Не найдется читателя, который не согласился бы, что стихи Вуатюра – стихи придворного, наделенного хорошим вкусом, а стихи Л’Этуаля написаны грубым невежей.
Досадно, что о Вуатюре приходится говорить: на сей раз он проявил вкус. Во множестве стихов… он показал вкус отвратительный. […]
Разве пресловутое «Письмо карпа щуке», принесшее ему такую известность, не отличается принужденным острословием, чрезмерной растянутостью и разве не весьма далеко оно от природы? Не перемешаны ли в нем тонкость и грубость, истинное и ложное?

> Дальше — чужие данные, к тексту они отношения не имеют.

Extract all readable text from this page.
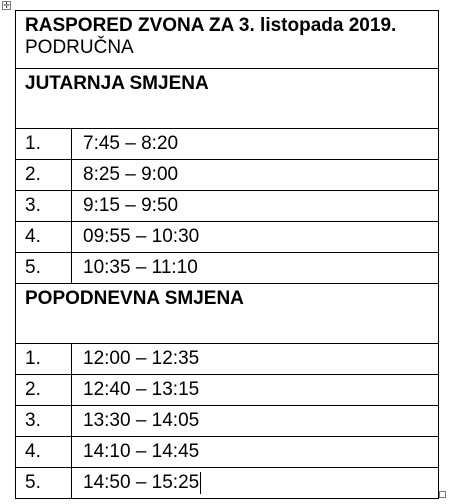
✛
RASPORED ZVONA ZA 3. listopada 2019.
PODRUČNA
JUTARNJA SMJENA
1.	7:45 – 8:20
2.	8:25 – 9:00
3.	9:15 – 9:50
4.	09:55 – 10:30
5.	10:35 – 11:10
POPODNEVNA SMJENA
1.	12:00 – 12:35
2.	12:40 – 13:15
3.	13:30 – 14:05
4.	14:10 – 14:45
5.	14:50 – 15:25
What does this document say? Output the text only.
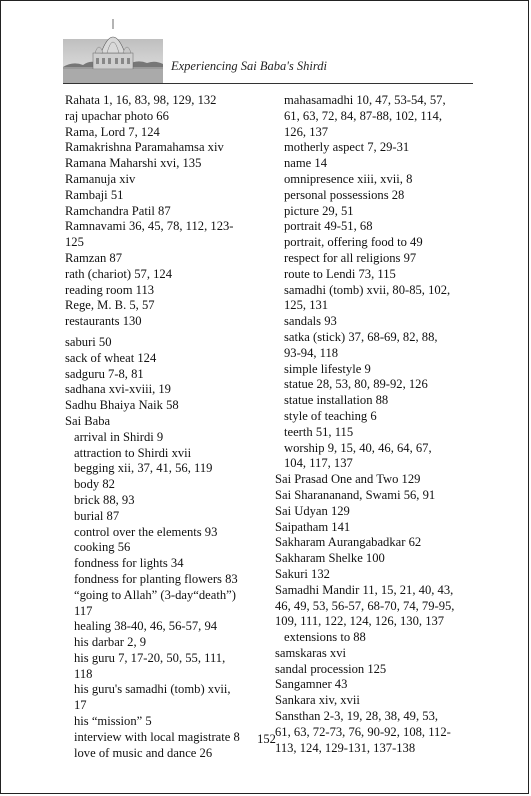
Experiencing Sai Baba's Shirdi
Rahata 1, 16, 83, 98, 129, 132
raj upachar photo 66
Rama, Lord 7, 124
Ramakrishna Paramahamsa xiv
Ramana Maharshi xvi, 135
Ramanuja xiv
Rambaji 51
Ramchandra Patil 87
Ramnavami 36, 45, 78, 112, 123-
125
Ramzan 87
rath (chariot) 57, 124
reading room 113
Rege, M. B. 5, 57
restaurants 130
saburi 50
sack of wheat 124
sadguru 7-8, 81
sadhana xvi-xviii, 19
Sadhu Bhaiya Naik 58
Sai Baba
arrival in Shirdi 9
attraction to Shirdi xvii
begging xii, 37, 41, 56, 119
body 82
brick 88, 93
burial 87
control over the elements 93
cooking 56
fondness for lights 34
fondness for planting flowers 83
“going to Allah” (3-day“death”)
117
healing 38-40, 46, 56-57, 94
his darbar 2, 9
his guru 7, 17-20, 50, 55, 111,
118
his guru's samadhi (tomb) xvii,
17
his “mission” 5
interview with local magistrate 8
love of music and dance 26
mahasamadhi 10, 47, 53-54, 57,
61, 63, 72, 84, 87-88, 102, 114,
126, 137
motherly aspect 7, 29-31
name 14
omnipresence xiii, xvii, 8
personal possessions 28
picture 29, 51
portrait 49-51, 68
portrait, offering food to 49
respect for all religions 97
route to Lendi 73, 115
samadhi (tomb) xvii, 80-85, 102,
125, 131
sandals 93
satka (stick) 37, 68-69, 82, 88,
93-94, 118
simple lifestyle 9
statue 28, 53, 80, 89-92, 126
statue installation 88
style of teaching 6
teerth 51, 115
worship 9, 15, 40, 46, 64, 67,
104, 117, 137
Sai Prasad One and Two 129
Sai Sharananand, Swami 56, 91
Sai Udyan 129
Saipatham 141
Sakharam Aurangabadkar 62
Sakharam Shelke 100
Sakuri 132
Samadhi Mandir 11, 15, 21, 40, 43,
46, 49, 53, 56-57, 68-70, 74, 79-95,
109, 111, 122, 124, 126, 130, 137
extensions to 88
samskaras xvi
sandal procession 125
Sangamner 43
Sankara xiv, xvii
Sansthan 2-3, 19, 28, 38, 49, 53,
61, 63, 72-73, 76, 90-92, 108, 112-
113, 124, 129-131, 137-138
152
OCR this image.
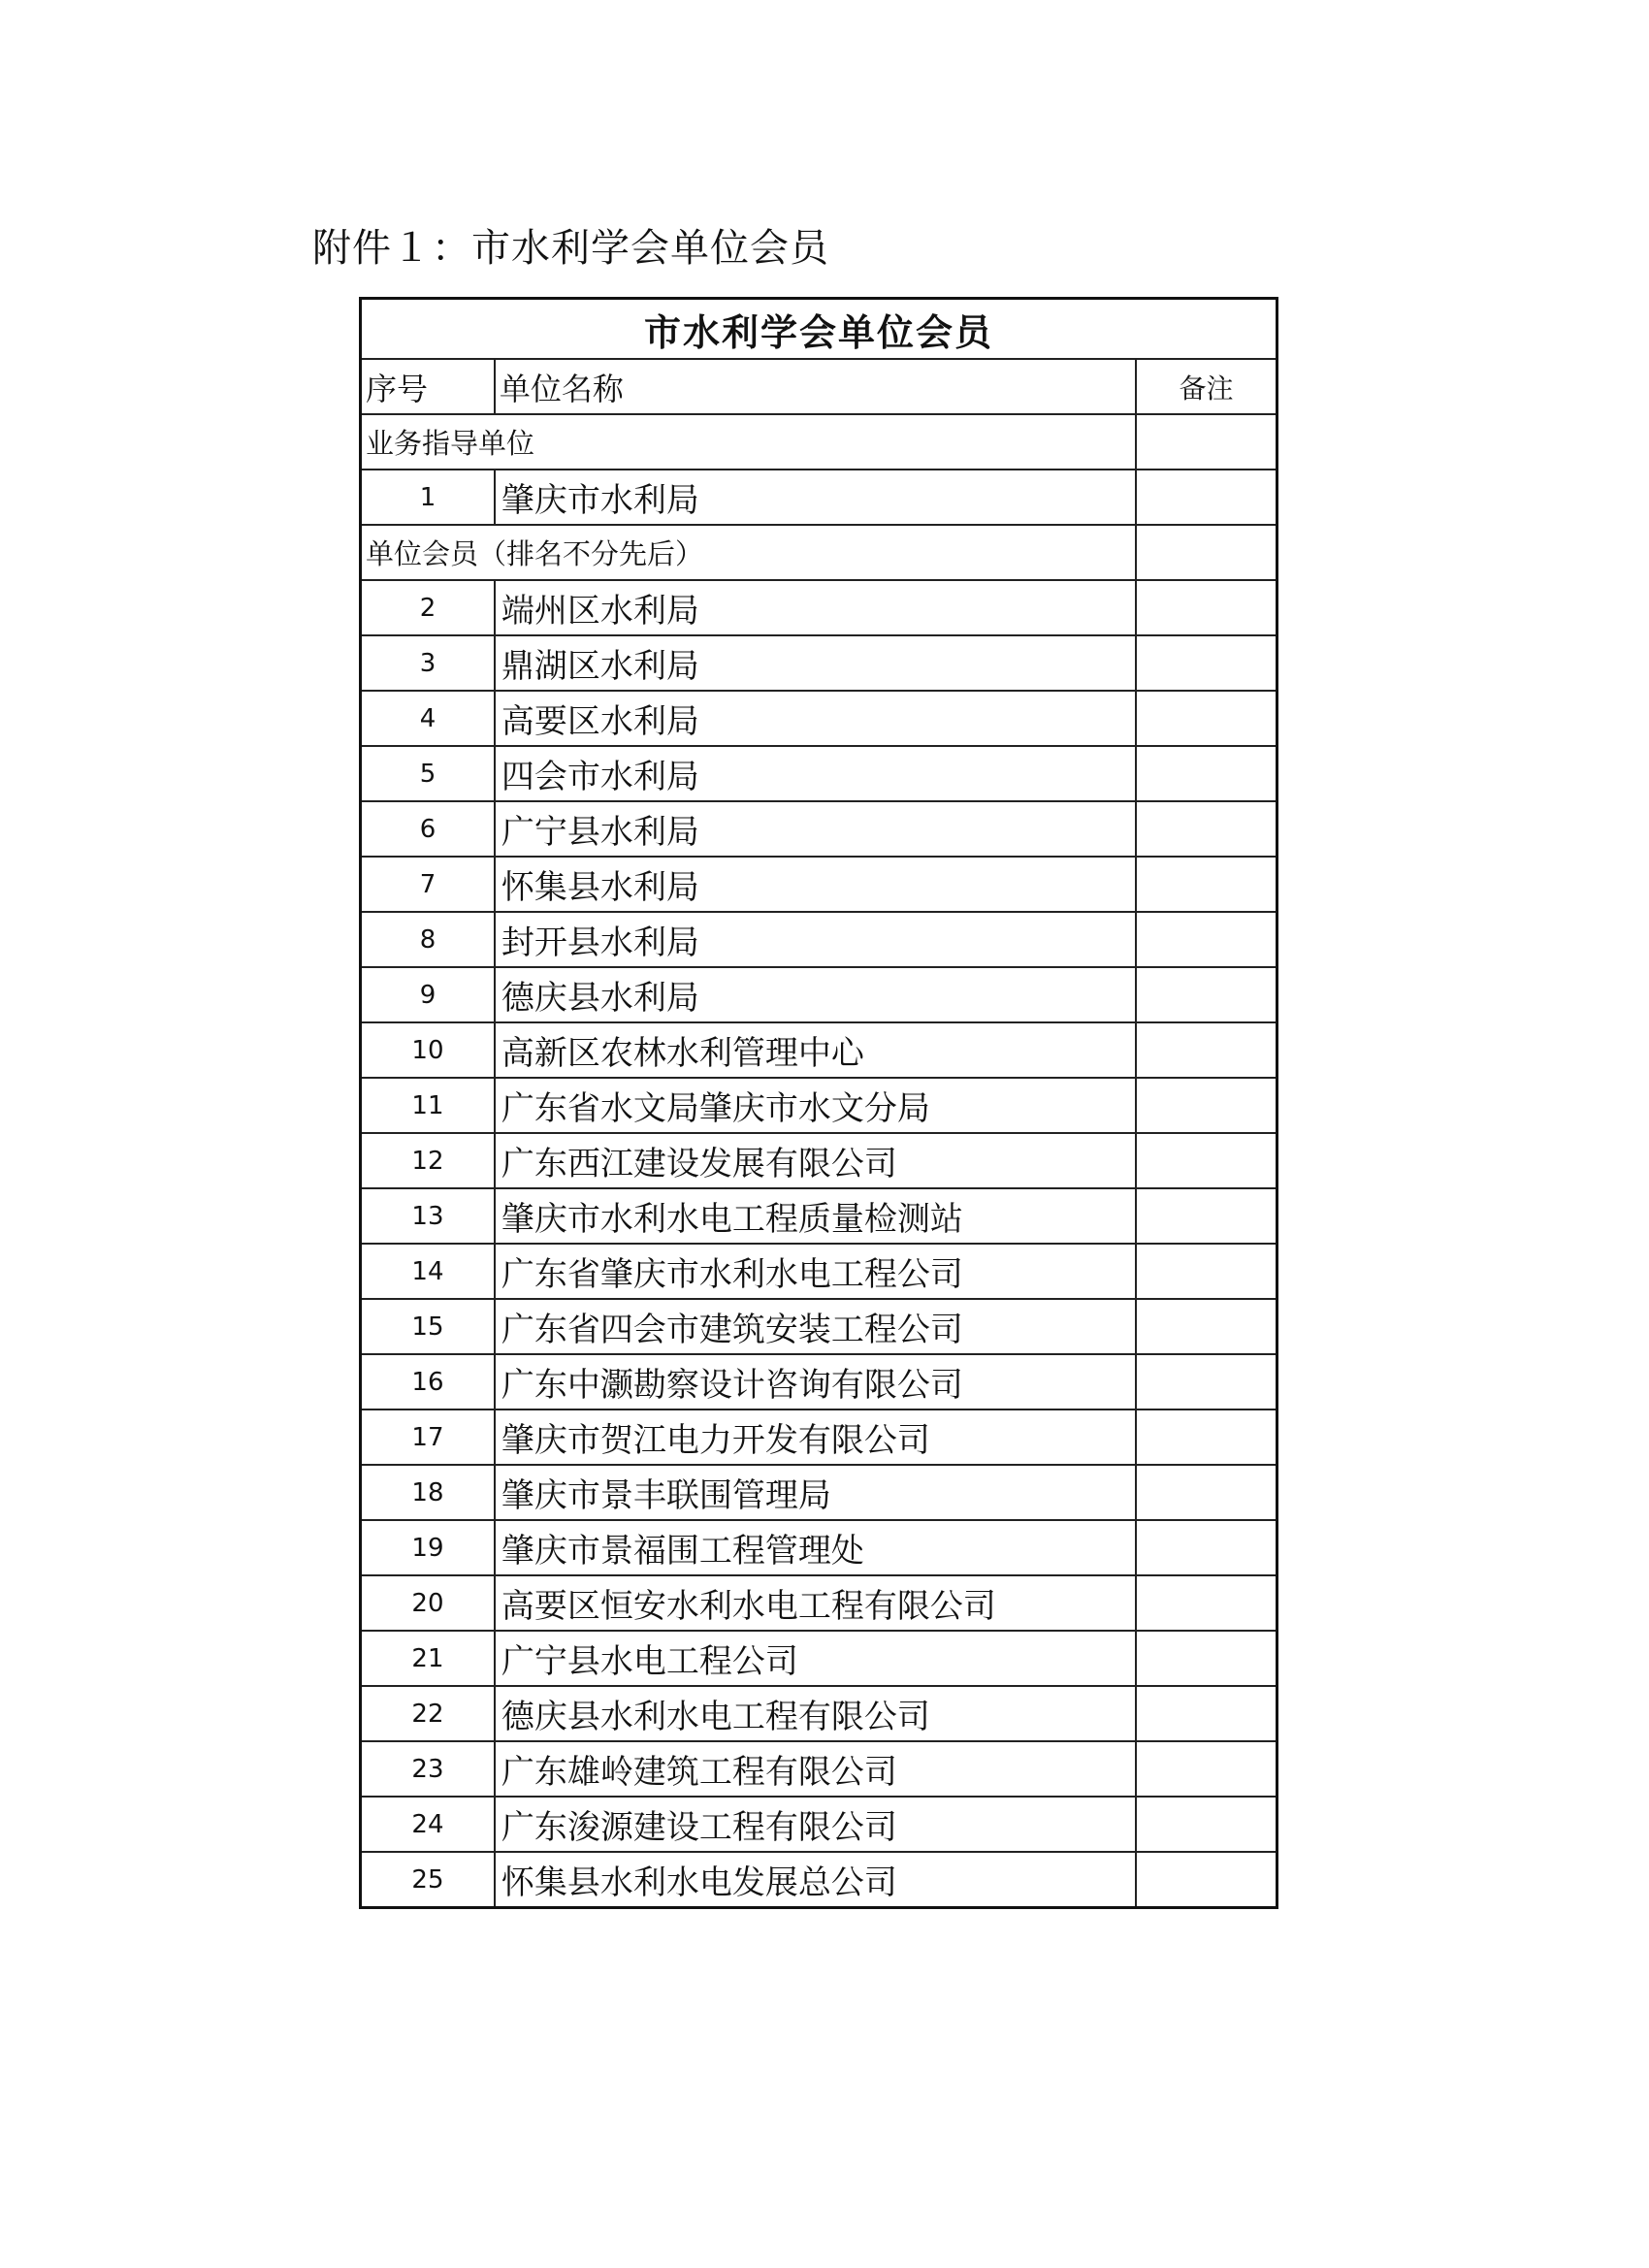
附件１：市水利学会单位会员
市水利学会单位会员		
序号	单位名称	备注
业务指导单位		
1	肇庆市水利局	
单位会员（排名不分先后）		
2	端州区水利局	
3	鼎湖区水利局	
4	高要区水利局	
5	四会市水利局	
6	广宁县水利局	
7	怀集县水利局	
8	封开县水利局	
9	德庆县水利局	
10	高新区农林水利管理中心	
11	广东省水文局肇庆市水文分局	
12	广东西江建设发展有限公司	
13	肇庆市水利水电工程质量检测站	
14	广东省肇庆市水利水电工程公司	
15	广东省四会市建筑安装工程公司	
16	广东中灏勘察设计咨询有限公司	
17	肇庆市贺江电力开发有限公司	
18	肇庆市景丰联围管理局	
19	肇庆市景福围工程管理处	
20	高要区恒安水利水电工程有限公司	
21	广宁县水电工程公司	
22	德庆县水利水电工程有限公司	
23	广东雄岭建筑工程有限公司	
24	广东浚源建设工程有限公司	
25	怀集县水利水电发展总公司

Достойно ли говорить великому Конде, прозванному щукой в придворном кружке, что при его имени «у китов на севере проступают капли пота» и что приближенные императора не раз подумывали, как бы зажарить его и съесть, слегка посолив?
Свидетельствуют ли о хорошем вкусе бесконечные послания, писанные для того только, чтобы показать свое остроумие в игре слов и неожиданных концовках? Разве не противно, когда Вуатюр говорит великому Конде по случаю взятия Дюнкерка: «Убежден, что вы могли бы взять и Луну зубами»!
Думается, что дурной вкус был привит Вуатюру Марино[268], явившимся во Францию вместе с королевой Марией Медичи. Вуатюр и Костар[269] часто цитируют его как образец в своих письмах. Они восхищаются его описанием розы, дочери апреля, девственницы и королевы, которая сидит на престоле, усеянном шипами, в золотом венце и алом плаще, величественно держа свой скипетр из цветов, в окружении сладострастных зефиров – своих придворных и министров. […]
Дурной вкус Бальзака[270] был иного свойства. Его дружеские письма поразительно напыщенны. Кардиналу Лавалетту[271] он пишет, что ни в Ливийских пустынях, ни в пучине моря никогда не водилось столь жестокого чудовища, как подагра и что ежели бы тираны, самая память коих нам ненавистна, располагали подобным орудием пыток, то они терзали бы христианских мучеников именно ломотою.
Все эти напыщенные преувеличения, нескончаемые размеренные периоды, противные эпистолярному стилю, все это пустопорожнее витийство, уснащенное латынью и греческим, по поводу двух достаточно посредственных сонетов, о которых якобы спорили двор и город, или по поводу жалкой трагедии «Ирод-детоубийца» принадлежат эпохе, когда вкус еще не был воспитан. И даже «Цинна» и «Письма к провинциалу»[272], поразившие нацию, еще не очистили ее от ржавчины.
Знатоки различают даже в творчестве одного человека время, когда его вкус только воспитывался, время, когда он совершенно образовался, и время упадка. Кто, будучи хоть немного образован, не почувствует, сколь разительно отличаются прекрасные сцены «Цинны» от двадцати последних трагедий того же автора?
Есть ли среди людей, причастных к изящной словесности, хоть один, который не заметит, что вкус Буало в «Поэтическом искусстве» куда совершеннее, нежели в «Сатире о парижских затруднениях», где он рисует кошек на водосточных трубах и где вкус его еще весьма далек от тонкости?
Ежели бы он тогда вращался в хорошем обществе, ему посоветовали бы употребить свой талант на предметы более достойные, чем кошки, крысы и мыши.
Подобно тому как постепенно воспитывает свой вкус художник, воспитывает вкус и нация. Веками она коснеет в варварстве, пока не забрезжит на ее небосклоне слабая заря, затем, наконец, наступает ясный день, вслед за которым нацию ждут лишь долгие, печальные сумерки.
Мы давно пришли к убеждению, что, несмотря на все старания Франциска I[274] привить французам вкус к изящным искусствам, истинный вкус утвердился только ко времени Людовика XIV; мы уже сетуем, что настали времена упадка.
Греки в эпоху Восточной Римской империи не скрывали, что утратили вкус, который господствовал в пору Перикла. Современные греки соглашаются, что у них вкуса нет вовсе.
Квинтилиан признавал, что вкус римлян к его времени испортился.
Мы уже говорили в статье «Драматические искусство», как сетовал Лопе де Вега на дурной вкус испанцев.
Итальянцы первыми заметили признаки всеобщего упадка вскоре после бессмертного «seichento»[275] и увидели, как у них на глазах гибнет большинство искусств, ими созданных.